Liquid breathing is a form of respiration in which a normally air-breathing organism breathes an oxygen-rich liquid which is capable of CO₂ gas exchange (such as a perfluorocarbon).

The liquid involved requires certain physical properties, such as respiratory gas solubility, density, viscosity, vapor pressure and lipid solubility, which some perfluorochemicals (PFCs) have. Thus, it is critical to choose the appropriate PFC for a specific biomedical application, such as liquid ventilation, drug delivery or blood substitutes. The physical properties of PFC liquids vary substantially; however, the one common property is their high solubility for respiratory gases. In fact, these liquids carry more oxygen and carbon dioxide than blood.

In theory, liquid breathing could assist in the treatment of patients with severe pulmonary or cardiac trauma, especially in pediatric cases.^[how?] Liquid breathing has also been proposed for use in deep diving and space travel. Despite some recent advances in liquid ventilation, a standard mode of application has not yet been established.
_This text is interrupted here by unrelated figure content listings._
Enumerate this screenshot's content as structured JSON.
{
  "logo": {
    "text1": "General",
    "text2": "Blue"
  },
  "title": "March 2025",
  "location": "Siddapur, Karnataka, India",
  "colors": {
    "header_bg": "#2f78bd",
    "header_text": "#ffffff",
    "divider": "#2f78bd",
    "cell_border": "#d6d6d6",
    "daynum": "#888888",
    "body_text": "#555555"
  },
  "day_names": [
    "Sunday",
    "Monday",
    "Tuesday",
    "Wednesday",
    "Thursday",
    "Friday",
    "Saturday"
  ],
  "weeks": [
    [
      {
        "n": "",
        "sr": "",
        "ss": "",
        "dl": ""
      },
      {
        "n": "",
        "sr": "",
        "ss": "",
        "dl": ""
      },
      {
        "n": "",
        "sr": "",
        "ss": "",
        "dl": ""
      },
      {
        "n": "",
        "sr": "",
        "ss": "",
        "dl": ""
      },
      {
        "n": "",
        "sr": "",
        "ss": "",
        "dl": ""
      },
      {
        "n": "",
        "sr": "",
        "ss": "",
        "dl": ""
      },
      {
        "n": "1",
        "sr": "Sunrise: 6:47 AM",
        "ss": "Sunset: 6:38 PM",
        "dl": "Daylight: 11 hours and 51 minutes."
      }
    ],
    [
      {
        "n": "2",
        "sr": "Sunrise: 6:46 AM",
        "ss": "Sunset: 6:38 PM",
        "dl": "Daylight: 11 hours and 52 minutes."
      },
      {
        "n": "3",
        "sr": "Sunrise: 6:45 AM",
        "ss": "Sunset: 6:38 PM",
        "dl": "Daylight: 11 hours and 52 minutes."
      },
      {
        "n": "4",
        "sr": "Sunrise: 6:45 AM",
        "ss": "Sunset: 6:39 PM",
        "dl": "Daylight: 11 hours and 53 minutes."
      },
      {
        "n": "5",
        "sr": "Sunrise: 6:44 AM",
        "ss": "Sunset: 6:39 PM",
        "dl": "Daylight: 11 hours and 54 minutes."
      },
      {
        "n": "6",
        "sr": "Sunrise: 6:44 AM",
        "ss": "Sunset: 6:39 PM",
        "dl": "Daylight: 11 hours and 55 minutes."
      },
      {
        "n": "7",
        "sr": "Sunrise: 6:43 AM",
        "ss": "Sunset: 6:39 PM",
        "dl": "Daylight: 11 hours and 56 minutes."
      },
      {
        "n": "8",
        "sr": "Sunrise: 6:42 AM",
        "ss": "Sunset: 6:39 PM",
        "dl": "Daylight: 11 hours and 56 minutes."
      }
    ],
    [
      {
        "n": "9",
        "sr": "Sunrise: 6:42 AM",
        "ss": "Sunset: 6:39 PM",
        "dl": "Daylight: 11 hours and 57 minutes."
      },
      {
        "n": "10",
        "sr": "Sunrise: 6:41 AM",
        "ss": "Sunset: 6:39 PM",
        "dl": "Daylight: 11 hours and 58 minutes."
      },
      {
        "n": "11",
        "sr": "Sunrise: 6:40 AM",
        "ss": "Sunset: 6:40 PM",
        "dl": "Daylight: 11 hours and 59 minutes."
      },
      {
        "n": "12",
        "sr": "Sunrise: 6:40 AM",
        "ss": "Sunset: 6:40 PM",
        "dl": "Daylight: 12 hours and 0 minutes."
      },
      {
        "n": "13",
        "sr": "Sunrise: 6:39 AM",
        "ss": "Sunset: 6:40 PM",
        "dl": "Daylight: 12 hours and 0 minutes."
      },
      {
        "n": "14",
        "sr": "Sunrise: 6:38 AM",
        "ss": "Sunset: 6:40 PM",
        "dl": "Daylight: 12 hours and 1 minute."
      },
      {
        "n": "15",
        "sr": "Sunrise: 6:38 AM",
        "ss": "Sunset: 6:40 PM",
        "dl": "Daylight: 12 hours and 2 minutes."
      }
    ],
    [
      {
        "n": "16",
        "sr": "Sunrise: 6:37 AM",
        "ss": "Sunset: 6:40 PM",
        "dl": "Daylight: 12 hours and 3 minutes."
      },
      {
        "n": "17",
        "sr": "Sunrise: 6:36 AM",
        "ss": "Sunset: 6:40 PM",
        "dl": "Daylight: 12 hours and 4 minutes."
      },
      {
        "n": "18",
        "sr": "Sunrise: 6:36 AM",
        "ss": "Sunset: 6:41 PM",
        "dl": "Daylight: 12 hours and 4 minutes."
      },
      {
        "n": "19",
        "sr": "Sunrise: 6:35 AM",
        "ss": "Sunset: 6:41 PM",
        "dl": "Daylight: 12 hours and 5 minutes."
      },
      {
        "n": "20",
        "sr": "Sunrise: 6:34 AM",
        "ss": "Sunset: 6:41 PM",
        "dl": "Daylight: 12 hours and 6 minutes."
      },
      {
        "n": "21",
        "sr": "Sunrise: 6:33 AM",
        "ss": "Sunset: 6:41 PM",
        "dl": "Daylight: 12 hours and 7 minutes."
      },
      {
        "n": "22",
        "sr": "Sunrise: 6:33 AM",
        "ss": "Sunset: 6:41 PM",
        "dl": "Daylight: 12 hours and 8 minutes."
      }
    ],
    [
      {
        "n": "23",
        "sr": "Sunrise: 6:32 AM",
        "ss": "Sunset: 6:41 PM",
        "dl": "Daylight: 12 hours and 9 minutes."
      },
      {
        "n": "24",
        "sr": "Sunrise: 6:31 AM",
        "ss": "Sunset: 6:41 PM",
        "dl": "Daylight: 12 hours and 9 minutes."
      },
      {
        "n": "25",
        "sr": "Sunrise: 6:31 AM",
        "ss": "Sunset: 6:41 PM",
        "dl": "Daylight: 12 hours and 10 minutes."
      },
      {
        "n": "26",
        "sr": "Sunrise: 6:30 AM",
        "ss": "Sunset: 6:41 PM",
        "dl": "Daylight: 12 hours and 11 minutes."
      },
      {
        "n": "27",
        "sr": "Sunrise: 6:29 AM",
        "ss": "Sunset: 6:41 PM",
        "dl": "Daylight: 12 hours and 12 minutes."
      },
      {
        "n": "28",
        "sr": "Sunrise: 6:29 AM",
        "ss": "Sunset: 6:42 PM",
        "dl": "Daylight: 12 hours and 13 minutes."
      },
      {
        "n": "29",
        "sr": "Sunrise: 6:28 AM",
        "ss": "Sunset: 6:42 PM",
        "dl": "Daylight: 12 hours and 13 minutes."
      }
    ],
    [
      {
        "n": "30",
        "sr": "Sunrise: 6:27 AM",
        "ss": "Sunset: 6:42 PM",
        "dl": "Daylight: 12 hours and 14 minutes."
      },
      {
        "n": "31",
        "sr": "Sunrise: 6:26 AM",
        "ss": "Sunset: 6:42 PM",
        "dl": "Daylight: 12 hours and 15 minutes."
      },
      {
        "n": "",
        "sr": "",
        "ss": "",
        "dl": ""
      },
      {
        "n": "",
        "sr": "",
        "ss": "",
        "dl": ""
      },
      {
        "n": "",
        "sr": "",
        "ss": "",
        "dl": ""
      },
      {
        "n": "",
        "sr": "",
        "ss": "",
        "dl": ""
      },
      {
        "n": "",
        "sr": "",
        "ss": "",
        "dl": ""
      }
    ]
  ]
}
As liquid breathing is still a highly experimental technique, there are several proposed approaches.

Although total liquid ventilation (TLV) with completely liquid-filled lungs can be beneficial, the complex liquid-filled tube system required is a disadvantage compared to gas ventilation—the system must incorporate a membrane oxygenator, heater, and pumps to deliver to, and remove from the lungs tidal volume aliquots of conditioned perfluorocarbon (PFC). One research group led by Thomas H. Shaffer has maintained that with the use of microprocessors and new technology, it is possible to maintain better control of respiratory variables such as liquid functional residual capacity and tidal volume during TLV than with gas ventilation. Consequently, the total liquid ventilation necessitates a dedicated liquid ventilator similar to a medical ventilator except that it uses a breathable liquid. Many prototypes are used for animal experimentation, but experts recommend continued development of a liquid ventilator toward clinical applications. Specific preclinical liquid ventilator (Inolivent) is currently under joint development in Canada and France. The main application of this liquid ventilator is the ultra-fast induction of therapeutic hypothermia after cardiac arrest. This has been demonstrated to be more protective than slower cooling method after experimental cardiac arrest.

In contrast, partial liquid ventilation (PLV) is a technique in which a PFC is instilled into the lung to a volume approximating functional residual capacity (approximately 40% of total lung capacity). Conventional mechanical ventilation delivers tidal volume breaths on top of it. This mode of liquid ventilation currently seems technologically more feasible than total liquid ventilation, because PLV could utilise technology currently in place in many neonatal intensive-care units (NICU) worldwide.

The influence of PLV on oxygenation, carbon dioxide removal and lung mechanics has been investigated in several animal studies using different models of lung injury. Clinical applications of PLV have been reported in patients with acute respiratory distress syndrome (ARDS), meconium aspiration syndrome, congenital diaphragmatic hernia and respiratory distress syndrome (RDS) of neonates. In order to correctly and effectively conduct PLV, it is essential to

If PFC liquid is not maintained in the lung, PLV can not effectively protect the lung from biophysical forces associated with the gas ventilator.